O relatório, "Condicionantes da inovação tecnológica na Argentina e no Brasil", foi desenvolvido pelos professores Eduardo Gonçalves, da Universidade Federal de Juiz de Fora (UFJF), Mauro Borges Lemos, da Universidade Federal de Minas Gerais (UFMG) e João de Negri, do Instituto de Pesquisa Econômica Aplicada (IPEA).

O texto destaca que ambos os países basearam suas estratégias de industrialização na substituição de importações. Apesar disso, em comparação com outras nações da região, "suas estruturas industriais ainda são frágeis e heterogêneas".

O artigo publicado na revista número 94 do organismo regional das Nações Unidas detalha o processo de industrialização na Argentina e no Brasil em três períodos, desde começos do século XX até a atualidade.

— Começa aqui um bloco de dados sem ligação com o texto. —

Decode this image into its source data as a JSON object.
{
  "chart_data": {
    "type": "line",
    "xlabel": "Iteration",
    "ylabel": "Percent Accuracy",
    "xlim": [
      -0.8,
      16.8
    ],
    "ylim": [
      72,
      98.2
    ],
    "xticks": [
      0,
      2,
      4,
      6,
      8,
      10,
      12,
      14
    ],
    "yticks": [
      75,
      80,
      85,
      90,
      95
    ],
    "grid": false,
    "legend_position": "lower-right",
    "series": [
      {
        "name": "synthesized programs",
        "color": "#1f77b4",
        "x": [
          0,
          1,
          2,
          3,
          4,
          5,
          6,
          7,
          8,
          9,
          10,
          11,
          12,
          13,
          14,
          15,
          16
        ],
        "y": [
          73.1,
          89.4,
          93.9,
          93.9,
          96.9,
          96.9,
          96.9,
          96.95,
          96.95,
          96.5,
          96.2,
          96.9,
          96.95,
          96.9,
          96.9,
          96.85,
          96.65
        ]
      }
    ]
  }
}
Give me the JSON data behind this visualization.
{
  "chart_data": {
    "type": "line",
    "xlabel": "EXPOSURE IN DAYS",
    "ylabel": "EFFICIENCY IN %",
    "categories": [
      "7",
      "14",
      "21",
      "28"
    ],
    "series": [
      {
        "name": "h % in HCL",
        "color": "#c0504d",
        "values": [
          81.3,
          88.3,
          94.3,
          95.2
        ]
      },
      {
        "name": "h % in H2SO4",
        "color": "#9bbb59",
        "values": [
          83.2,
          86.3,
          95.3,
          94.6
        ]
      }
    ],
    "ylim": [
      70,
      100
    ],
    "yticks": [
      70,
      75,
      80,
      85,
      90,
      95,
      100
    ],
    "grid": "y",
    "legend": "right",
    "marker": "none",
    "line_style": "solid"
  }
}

"O desenvolvimento da indústria de bens de capital e das áreas que produzem em grande escala não foi acompanhado do surgimento de setores de instrumentos e máquinas de natureza especializada ou que fizesse uso do conhecimento", assinala o texto.

Como conseqüência, acrescenta, "o processo de industrialização foi tardio e incompleto", o que afetou a capacidade de inovação nas economias dos países em questão.

Segundo o artigo, o esgotamento do modelo de substituição de importações, junto às transformações institucionais das décadas de 1980 e 1990, dificultaram a possibilidade de desenvolver a capacidade tecnológica de Brasil e Argentina.

No entanto, os autores destacam que ambas as economias introduzem novos produtos no mercado interno, por meio da aquisição de tecnologia através da compra de pesquisa e desenvolvimento, licenças, conhecimentos práticos, patentes, marcas registradas, consultorias e acordos de transferência tecnológica.

Além disso, destacam a exportação como indutor de inovações e a contribuição da aquisição de maquinaria e equipamentos à inovação de produtos.

"Os fatores que determinam a propensão das empresas argentinas e brasileiras a inovar em produtos são o esforço inovador em suas diversas modalidades e a inserção externa, sobretudo as exportações", ressalta o artigo da Cepal.

"As empresas de Argentina e Brasil têm pouca capacidade interna para realizar atividades de pesquisa e desenvolvimento que lhes permitam inovar", acrescenta.